Every so often I am reminded about how precious the little things are in life. Like the dandelions sprouting in the grass as the first signs of spring are approaching, the innocence of a child that tells you the moon is out and tries to jump and touch it ( that was Adrianna). I really think she takes me back to a time where life was just simple. Makes me cherish little moments, cherish every little part of the world around me. Yesterday she had a bug on her and instead I screaming or trying to kill it she says "hi bug." Why that little phrase made me cry I can't say, I blame mommy hormones. She has grown into quite the easy going adorable little 21 (almost 22) month old. She does test my patience daily, but that is her job. And it is my job to learn how to control my emotions and think about the world in her shoes. What it must be like to be her in a world where everyone is always telling you what to do, especially what not to do or touch or play with. Even when those are the things you really want to touch and do and play with. It must be hard to battle having your own mind and opinion with your mommy's opinion on what is right and wrong. Yep, that must explain the tantrums, the screaming, the "NO's!" that is the thought that crosses my mind when I feel my blood boiling and Can sense the puff of smoke rising from my head when she deliberately does what I told her not to do. When I tell her not to squeeze the juice box and she does it anyway with a smile in her face and a look of satisfaction on her face. When I tell her it is nap time ad after an hour of not hearing any noise I think she is sleeping but she is really playing in a pool of her own urine after removing her diaper...with a look of satisfaction on her face. What it must be like to be her. No matter how much I tell her no, or how many time outs I give her (only two in her lifetime so far) she still reaches her little arm out and says "Awwww!" to give me a sideways, pat on the back hug. Even if it is in the middle of me telling her she cannot use the iPhone. She tries to play me with her cuteness. She is one smart little bug, because it works most times. Unconditional love. That is the love a child gives and deserves in return...throughout their entire life.

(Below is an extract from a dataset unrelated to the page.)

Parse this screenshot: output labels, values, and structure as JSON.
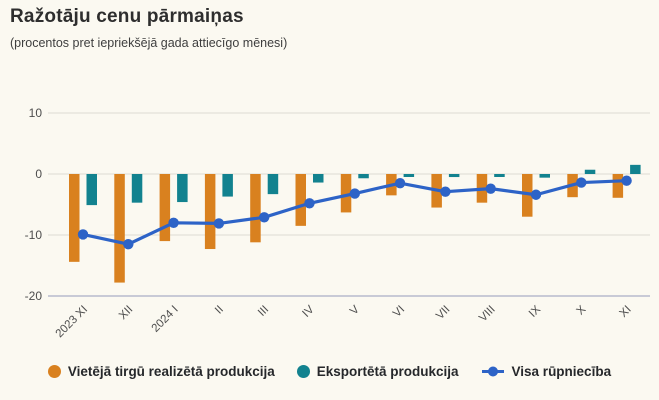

My brother in law and sister in law just had a baby, Luca Anthony. I drove to destin with Adrianna to meet him and it was worth every mile. He is adorable! I held him, talked to him, smelled him. The nurse came to check him out today while I was in the room and she unwrapped his little swaddle and he started to cry. He cried the whole time practically. I cried with him...I really teared up! I am not even sure why...totally caught me by surprise. His little cry just affected me so much. I couldn't help but think of my precious baby girl just days after her birth. How her little cry, although agonizing in the middle of the night, was like music to my ears. I couldn't get enough of her little cry. I knew she was calling me with it. I long for that again. More than I even think I do, today was proof. But I know I dont need it from her. She is growing up and that is how it should be. It made me think of all the little things though, and Adrianna gives me such a beautiful, new and curious view of the world that I wouldn't trade her to being a newborn again for anything. I miss her as a baby but I love to watch her grow. I grow with her. It is all about the journey. Babies grow, especially when we blink. I just long for a new journey with another little miracle. One that I can share with Adrianna. One that I can experience with my husband. To make him a daddy again would be the best feeling in the world. But in spite of my longing, no matter how discouraged or sad I get, life is good. It will always be good as long as my husband has me and I have him and we have her--our precious baby girl.

6 comments:

  1. I still feel that way about both of my kids too! I love them both more than anything in the world and I do too miss those baby days! Or more so, it makes me see the journey we have gone through!

    ReplyDelete
  2. oops mary parrott

    ReplyDelete
  3. Beautifully written, Yaneris. Thanks for sharing your journey and your thoughts on all that is motherhood :)

    ReplyDelete
  4. Kristin, the comment I left you inspired this post lol. I love to share motherhood through my eyes in the hopes it helps who ever reads it...,maybe people can see that there really are more good than bad days in parenthood, or that there really is no perfect mom...no such thing. :) glad you like it, I love your blog too. You are a great writer!

    ReplyDelete
  5. I absolutely love reading your blog and yet again you have brought tears to my eyes and make me want to hug and kiss Gavin!!! Thank you for reminding me to cherish each and every moment I have with him because I do often forget that I cant go back in time to redo things again. Your blog always is inspiring to me!!!!

    ReplyDelete
  6. I am glad I inspire you....so many of my fellow mommy friends inspire me every single day!